Poetry. "Genius loci." The pervading spirit of a place. This little book from Lynnell Edwards is all about the spirit of a very specific place, in this case the environs of central Kentucky, and she writes about this place in two very different times, in two very different styles. So different, in fact, that one might first wonder what the two parts of the book have in common. The answer, of course, is genius loci. In the original Roman use of the term, "spirit" meant the protective deity of a place. And in pioneer Kentucky, a place that Edwards's McAfee ancestors helped to settle, that deity could be cruel. The historical narrative poems in the first part of the book recount many instances of hardship and violence, both as experienced by white settlers, and as dealt by them upon the Native Americans from whom they "conquered" this place. So harsh a place, in fact, that Governor Patrick Henry (when this land was still part of Virginia) begged his own sister, "Pray don't go to Kentuckie to live." But many did, and endured. In the more contemporary sense, "spirit" means the unique sense and feel of a place, and in the second part of this book Edwards captures that spirit through her lyrical recollections of boating on the Kentucky River with her family, in her childhood, when she could imagine herself a "mermaid, my hair loosed / and living as tall field grass / drifting in the summer air, / white hands luminous / and slow, parting / the water below, open eyes / peering / into silence, the dark distance." In effect she becomes, in this moment at least, the spirit of the place. A part of its deep past. The violence of history, and the beauty and peace of nature.

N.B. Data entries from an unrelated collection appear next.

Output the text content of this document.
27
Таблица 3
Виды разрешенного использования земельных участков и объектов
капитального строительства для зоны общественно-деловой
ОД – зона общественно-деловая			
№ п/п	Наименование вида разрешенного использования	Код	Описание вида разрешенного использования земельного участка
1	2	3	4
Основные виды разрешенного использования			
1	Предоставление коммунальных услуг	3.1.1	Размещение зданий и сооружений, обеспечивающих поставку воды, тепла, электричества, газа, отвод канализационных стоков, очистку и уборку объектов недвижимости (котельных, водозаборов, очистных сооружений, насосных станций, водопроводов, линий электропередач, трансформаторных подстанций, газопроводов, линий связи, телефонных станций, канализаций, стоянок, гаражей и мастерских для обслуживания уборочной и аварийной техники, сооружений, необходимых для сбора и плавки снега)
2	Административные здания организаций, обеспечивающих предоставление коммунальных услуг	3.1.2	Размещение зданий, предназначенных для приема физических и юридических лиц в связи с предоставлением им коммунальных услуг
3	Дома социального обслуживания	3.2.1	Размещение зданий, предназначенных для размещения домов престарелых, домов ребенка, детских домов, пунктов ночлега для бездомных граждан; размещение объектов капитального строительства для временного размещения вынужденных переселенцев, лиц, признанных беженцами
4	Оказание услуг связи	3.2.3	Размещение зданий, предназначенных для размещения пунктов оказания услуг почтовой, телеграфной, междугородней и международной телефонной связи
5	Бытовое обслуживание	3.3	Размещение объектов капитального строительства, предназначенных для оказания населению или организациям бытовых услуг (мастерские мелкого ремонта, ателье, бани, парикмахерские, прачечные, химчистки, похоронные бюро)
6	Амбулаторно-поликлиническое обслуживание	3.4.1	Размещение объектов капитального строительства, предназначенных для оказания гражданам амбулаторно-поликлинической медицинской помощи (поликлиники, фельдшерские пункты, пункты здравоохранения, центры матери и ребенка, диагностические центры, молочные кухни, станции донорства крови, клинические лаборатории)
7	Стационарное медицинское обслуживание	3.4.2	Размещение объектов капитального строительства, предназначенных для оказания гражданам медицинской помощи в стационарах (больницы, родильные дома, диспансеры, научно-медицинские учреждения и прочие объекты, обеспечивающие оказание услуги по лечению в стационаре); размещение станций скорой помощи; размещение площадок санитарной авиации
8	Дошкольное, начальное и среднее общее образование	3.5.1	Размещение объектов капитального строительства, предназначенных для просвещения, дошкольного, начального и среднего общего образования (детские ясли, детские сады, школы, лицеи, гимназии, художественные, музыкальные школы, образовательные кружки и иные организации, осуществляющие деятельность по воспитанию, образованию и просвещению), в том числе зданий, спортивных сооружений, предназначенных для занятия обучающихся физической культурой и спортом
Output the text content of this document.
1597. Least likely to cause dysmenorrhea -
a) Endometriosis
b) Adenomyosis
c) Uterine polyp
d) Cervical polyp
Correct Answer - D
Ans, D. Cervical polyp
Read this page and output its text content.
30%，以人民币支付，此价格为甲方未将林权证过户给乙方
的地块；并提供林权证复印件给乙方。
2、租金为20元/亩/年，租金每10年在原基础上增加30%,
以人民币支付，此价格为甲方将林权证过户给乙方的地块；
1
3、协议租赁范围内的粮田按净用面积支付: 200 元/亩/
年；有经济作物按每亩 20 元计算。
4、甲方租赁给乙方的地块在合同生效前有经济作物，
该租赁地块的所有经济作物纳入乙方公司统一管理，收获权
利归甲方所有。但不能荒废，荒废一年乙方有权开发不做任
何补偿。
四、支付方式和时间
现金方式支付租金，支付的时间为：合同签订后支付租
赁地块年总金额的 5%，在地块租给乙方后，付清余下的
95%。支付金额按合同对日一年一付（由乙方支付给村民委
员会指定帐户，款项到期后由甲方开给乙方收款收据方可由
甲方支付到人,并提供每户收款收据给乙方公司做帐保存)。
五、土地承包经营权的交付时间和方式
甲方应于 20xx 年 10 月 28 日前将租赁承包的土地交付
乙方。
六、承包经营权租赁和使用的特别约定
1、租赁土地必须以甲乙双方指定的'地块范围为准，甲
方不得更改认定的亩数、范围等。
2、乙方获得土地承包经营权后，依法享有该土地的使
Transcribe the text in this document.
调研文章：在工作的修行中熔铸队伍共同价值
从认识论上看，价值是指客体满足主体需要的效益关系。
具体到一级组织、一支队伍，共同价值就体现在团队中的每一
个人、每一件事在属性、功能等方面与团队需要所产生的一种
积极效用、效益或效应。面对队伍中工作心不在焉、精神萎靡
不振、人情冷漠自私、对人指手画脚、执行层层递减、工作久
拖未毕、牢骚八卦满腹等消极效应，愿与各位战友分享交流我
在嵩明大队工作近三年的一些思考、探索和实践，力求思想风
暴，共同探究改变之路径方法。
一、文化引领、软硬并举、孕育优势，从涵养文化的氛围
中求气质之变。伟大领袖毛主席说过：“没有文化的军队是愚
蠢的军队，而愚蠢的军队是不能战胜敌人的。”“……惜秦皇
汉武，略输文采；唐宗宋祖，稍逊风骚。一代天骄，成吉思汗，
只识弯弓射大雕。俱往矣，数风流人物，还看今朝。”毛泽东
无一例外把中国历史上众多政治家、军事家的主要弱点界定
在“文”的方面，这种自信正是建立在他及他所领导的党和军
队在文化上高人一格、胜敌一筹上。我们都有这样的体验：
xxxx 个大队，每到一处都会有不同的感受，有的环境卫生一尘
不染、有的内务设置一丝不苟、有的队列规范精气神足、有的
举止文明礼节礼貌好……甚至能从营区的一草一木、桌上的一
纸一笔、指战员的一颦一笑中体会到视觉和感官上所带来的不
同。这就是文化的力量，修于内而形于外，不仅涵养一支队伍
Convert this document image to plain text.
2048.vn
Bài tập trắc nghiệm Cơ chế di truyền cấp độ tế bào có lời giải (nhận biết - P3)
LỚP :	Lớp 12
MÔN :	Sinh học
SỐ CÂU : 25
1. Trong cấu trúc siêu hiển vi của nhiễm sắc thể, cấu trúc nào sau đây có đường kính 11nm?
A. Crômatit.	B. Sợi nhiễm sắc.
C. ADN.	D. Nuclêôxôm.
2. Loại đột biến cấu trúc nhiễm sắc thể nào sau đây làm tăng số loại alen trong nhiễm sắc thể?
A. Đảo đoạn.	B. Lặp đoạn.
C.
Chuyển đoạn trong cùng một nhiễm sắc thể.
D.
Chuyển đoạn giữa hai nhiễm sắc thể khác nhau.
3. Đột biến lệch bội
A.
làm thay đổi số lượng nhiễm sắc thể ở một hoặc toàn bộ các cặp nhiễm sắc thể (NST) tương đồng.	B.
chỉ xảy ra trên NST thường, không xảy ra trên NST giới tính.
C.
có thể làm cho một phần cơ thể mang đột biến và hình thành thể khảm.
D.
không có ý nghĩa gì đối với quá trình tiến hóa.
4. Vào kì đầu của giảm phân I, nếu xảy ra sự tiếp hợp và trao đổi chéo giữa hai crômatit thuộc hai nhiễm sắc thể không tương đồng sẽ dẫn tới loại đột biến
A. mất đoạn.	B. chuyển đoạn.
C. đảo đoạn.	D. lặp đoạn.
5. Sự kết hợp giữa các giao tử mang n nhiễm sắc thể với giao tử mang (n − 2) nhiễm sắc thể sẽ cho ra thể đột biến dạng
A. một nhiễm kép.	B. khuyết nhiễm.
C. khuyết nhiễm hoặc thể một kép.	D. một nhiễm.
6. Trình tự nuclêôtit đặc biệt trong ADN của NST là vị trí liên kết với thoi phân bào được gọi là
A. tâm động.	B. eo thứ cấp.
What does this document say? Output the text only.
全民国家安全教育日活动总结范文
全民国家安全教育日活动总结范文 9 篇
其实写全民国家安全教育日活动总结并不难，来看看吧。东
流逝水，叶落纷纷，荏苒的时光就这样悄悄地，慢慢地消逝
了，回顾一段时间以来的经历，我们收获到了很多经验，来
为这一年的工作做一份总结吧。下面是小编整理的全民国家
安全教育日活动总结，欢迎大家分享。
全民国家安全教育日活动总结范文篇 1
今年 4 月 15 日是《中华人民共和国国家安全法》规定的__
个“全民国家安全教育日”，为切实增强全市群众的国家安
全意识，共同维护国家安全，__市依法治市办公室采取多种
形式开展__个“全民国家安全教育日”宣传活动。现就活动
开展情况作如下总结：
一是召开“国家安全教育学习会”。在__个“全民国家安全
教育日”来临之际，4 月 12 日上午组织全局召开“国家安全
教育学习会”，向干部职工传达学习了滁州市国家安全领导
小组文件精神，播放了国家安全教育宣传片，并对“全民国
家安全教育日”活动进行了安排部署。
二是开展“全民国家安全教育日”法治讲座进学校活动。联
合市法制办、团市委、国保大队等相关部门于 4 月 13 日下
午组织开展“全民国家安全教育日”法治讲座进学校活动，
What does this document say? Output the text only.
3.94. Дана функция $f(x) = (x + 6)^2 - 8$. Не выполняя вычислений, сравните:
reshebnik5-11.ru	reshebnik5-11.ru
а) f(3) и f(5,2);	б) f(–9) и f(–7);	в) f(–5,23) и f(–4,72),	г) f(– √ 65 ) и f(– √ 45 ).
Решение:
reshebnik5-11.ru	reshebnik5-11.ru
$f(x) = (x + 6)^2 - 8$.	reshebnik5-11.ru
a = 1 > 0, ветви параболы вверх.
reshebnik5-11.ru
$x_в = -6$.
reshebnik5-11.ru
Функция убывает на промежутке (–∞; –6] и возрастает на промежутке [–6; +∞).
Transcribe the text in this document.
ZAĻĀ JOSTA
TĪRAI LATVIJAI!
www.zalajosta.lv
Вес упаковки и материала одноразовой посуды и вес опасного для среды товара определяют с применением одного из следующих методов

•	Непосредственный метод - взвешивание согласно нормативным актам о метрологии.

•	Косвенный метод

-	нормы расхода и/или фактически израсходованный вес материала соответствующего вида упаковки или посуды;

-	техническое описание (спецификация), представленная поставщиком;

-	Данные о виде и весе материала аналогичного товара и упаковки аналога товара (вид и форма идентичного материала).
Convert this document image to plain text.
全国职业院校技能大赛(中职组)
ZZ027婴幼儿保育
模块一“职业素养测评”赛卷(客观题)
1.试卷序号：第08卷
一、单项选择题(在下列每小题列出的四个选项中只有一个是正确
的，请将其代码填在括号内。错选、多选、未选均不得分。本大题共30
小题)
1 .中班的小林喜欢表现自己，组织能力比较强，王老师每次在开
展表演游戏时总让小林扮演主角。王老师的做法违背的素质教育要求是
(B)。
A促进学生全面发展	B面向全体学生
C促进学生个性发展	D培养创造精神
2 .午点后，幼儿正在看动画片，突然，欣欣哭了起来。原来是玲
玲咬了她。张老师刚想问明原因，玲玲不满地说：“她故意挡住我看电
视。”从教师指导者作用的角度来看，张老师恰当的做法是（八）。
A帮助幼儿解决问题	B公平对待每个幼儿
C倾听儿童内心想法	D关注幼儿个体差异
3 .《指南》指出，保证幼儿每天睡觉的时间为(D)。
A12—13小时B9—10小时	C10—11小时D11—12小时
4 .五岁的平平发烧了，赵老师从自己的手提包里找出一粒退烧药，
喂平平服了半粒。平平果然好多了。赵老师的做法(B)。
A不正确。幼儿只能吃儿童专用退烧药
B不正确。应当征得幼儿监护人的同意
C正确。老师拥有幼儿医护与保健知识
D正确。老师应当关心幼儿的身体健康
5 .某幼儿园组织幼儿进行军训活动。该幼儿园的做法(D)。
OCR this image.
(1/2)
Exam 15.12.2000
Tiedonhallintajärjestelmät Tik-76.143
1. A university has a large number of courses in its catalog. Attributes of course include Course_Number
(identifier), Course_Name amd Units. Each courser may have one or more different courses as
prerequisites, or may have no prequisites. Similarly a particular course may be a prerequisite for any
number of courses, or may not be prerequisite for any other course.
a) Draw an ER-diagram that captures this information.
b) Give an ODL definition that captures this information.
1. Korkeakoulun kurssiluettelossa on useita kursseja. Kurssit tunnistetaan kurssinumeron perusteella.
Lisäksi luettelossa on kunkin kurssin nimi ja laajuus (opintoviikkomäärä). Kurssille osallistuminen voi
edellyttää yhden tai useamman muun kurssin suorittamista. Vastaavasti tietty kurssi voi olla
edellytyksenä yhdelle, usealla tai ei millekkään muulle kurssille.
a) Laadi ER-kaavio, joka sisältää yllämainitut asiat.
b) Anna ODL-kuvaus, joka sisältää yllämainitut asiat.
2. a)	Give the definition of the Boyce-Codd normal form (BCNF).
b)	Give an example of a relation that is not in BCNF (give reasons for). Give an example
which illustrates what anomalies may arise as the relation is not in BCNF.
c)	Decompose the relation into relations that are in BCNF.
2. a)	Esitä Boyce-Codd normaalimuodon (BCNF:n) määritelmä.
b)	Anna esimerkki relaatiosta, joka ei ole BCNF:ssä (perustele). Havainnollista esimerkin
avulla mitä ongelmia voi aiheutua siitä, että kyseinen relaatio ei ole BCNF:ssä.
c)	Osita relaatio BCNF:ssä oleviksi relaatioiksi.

Edwards understands that both are present in the story of Kentucky, and of our nation as a whole, and she expresses both eloquently through the poetry here. Her love of this place is palpable, but it is no naive love. She knows what it has cost, and she knows that it is fragile. Like the ancient limestone palisades along the Kentucky River, her words serve as a "record of what our great green Earth once was, and where, if we can keep it, we might still find our place."